In April of 1997, I received a job offer from a company in in Sydney, Australia. Making an international move is challenging for any family, but I was also a single working mother and was given only two weeks to prepare. Despite the short notice, we managed the transition and my two children adapted quickly to life in Australia — or so I thought.
What I didn’t know was that my eight-year-old son, who had been the most popular boy his class in America, was being badly verbally harassed and physically bullied at his new Australian school. Yet despite his ordeal, Tyler remained buoyantly good-natured and continued to look for opportunities to make friends. Nearly every evening at bedtime he would lift his bright little face toward mine, and with wide, exuberant blue eyes and a big toothy grin would ask expectantly, “Can we get our citizenship tomorrow?” His desperation to fit in and belong to the culture tugged at my heartstrings. Tyler never gave up hope or acted like a victim. He didn’t blame or try to get even. Instead he continually surprised me with his innovative strategies to overcome the unpleasant and uncomfortable situation.

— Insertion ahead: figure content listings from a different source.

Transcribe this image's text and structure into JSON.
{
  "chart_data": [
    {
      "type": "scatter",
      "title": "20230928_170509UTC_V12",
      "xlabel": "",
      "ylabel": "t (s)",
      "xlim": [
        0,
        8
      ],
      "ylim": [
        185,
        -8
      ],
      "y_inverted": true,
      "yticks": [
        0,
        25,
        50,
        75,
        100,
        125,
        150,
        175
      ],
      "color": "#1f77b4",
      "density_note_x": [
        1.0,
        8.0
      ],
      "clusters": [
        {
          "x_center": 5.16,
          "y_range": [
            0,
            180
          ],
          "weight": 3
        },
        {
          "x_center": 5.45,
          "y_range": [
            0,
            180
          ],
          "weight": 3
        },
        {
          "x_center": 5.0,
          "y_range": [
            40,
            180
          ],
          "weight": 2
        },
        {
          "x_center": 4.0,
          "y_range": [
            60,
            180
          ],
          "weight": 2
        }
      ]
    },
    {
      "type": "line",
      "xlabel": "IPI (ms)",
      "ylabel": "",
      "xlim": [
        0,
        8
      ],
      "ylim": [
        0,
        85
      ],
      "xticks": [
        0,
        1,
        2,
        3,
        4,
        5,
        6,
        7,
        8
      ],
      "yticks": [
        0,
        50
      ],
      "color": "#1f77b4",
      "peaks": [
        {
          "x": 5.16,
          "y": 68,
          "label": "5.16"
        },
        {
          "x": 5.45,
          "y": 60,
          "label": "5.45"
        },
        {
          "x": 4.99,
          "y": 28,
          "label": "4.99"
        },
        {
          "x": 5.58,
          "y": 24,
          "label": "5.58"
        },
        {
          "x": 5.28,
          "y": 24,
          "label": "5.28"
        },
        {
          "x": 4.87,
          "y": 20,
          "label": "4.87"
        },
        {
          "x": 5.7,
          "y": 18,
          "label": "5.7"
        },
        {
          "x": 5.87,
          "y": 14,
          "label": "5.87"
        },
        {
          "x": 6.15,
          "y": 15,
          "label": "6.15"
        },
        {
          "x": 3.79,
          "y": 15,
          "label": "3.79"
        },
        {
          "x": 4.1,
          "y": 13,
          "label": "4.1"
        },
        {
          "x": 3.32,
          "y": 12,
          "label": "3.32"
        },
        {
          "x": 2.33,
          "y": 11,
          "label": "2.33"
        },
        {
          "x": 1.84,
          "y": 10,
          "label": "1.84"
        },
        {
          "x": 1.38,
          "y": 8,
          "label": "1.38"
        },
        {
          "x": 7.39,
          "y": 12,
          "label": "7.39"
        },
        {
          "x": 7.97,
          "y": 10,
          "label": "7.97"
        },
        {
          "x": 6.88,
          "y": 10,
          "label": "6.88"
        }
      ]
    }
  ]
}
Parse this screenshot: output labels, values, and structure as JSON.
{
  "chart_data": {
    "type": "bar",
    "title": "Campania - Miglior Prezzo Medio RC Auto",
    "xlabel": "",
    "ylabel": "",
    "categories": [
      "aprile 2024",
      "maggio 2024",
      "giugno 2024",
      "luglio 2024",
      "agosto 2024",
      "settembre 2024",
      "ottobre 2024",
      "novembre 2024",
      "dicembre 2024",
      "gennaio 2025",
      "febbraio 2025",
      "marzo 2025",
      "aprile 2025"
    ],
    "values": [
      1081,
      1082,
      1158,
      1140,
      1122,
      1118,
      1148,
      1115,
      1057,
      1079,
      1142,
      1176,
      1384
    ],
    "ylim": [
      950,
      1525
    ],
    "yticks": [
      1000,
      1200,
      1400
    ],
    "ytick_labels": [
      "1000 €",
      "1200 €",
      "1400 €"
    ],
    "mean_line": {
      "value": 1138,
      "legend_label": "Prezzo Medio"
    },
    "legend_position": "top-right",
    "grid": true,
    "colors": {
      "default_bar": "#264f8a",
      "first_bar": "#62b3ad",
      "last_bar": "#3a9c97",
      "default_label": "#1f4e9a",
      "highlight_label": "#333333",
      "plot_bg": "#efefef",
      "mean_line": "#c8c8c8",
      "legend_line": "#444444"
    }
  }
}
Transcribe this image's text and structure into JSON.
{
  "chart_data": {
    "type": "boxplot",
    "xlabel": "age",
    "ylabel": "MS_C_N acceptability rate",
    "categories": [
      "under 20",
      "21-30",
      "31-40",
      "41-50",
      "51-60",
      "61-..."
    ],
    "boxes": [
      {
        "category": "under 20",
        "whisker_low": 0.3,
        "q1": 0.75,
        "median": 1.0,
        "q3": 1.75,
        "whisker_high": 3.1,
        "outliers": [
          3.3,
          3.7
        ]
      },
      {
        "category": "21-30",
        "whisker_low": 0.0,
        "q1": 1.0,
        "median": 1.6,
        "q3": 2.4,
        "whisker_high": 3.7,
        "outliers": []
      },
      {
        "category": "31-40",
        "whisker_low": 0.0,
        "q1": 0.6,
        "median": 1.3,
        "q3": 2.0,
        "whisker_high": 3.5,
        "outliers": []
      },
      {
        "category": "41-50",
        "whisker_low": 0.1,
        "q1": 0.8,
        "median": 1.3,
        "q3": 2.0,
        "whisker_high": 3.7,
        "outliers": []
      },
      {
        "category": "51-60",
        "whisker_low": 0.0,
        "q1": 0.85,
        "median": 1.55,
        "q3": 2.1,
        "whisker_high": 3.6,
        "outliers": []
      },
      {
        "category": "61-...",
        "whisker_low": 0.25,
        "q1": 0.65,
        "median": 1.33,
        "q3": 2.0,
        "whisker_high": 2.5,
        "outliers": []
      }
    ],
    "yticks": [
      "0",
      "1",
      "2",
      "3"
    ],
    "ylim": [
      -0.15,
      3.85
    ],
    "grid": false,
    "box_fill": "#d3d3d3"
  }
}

Many meetings with teachers and administrators did little to correct the systemic bullying. In spite of Tyler’s resilience, there came a point where I couldn’t bear the situation any longer. When I escalated my complaints again to the school principal, he said: “You just tell your son to keep a low profile.”
That was the last straw. I couldn’t imagine telling my son to bury his true nature in order to avoid getting bullied! The principal’s stance was a telling statement about the school’s entrenched bully culture. By instructing me to tell my son to not be himself: an enthusiastic, outgoing, articulate and high-energy boy with many outstanding leadership attributes was a clear indicator of the widespread systemic bullying.
That afternoon, I sat Tyler down to discuss options for changing schools. I also clumsily encouraged him to take a stronger stand for himself. What came next surprised and inspired me. Tyler jumped up fiercely, stared me straight in the eyes, and with tremendous conviction said, “I could be like them, but why should I? It’s not who I am.”
And he was absolutely right. Retribution would have made him less that he truly is. Tyler’s ability to maintain a strong self-belief, despite the ordeal of constant bullying, was a monumental act of courage. A few years later his resilience and persistence were acknowledged and rewarded when he was elected high school captain (student body president).
I later wrote Stand Tall as a tribute to my son’s courageous character. Danny Smith, the editor of I Made a Promise: 50 inspiring Australian Stories, heard about Tyler’s story through his networks and asked me to write a chapter in his book.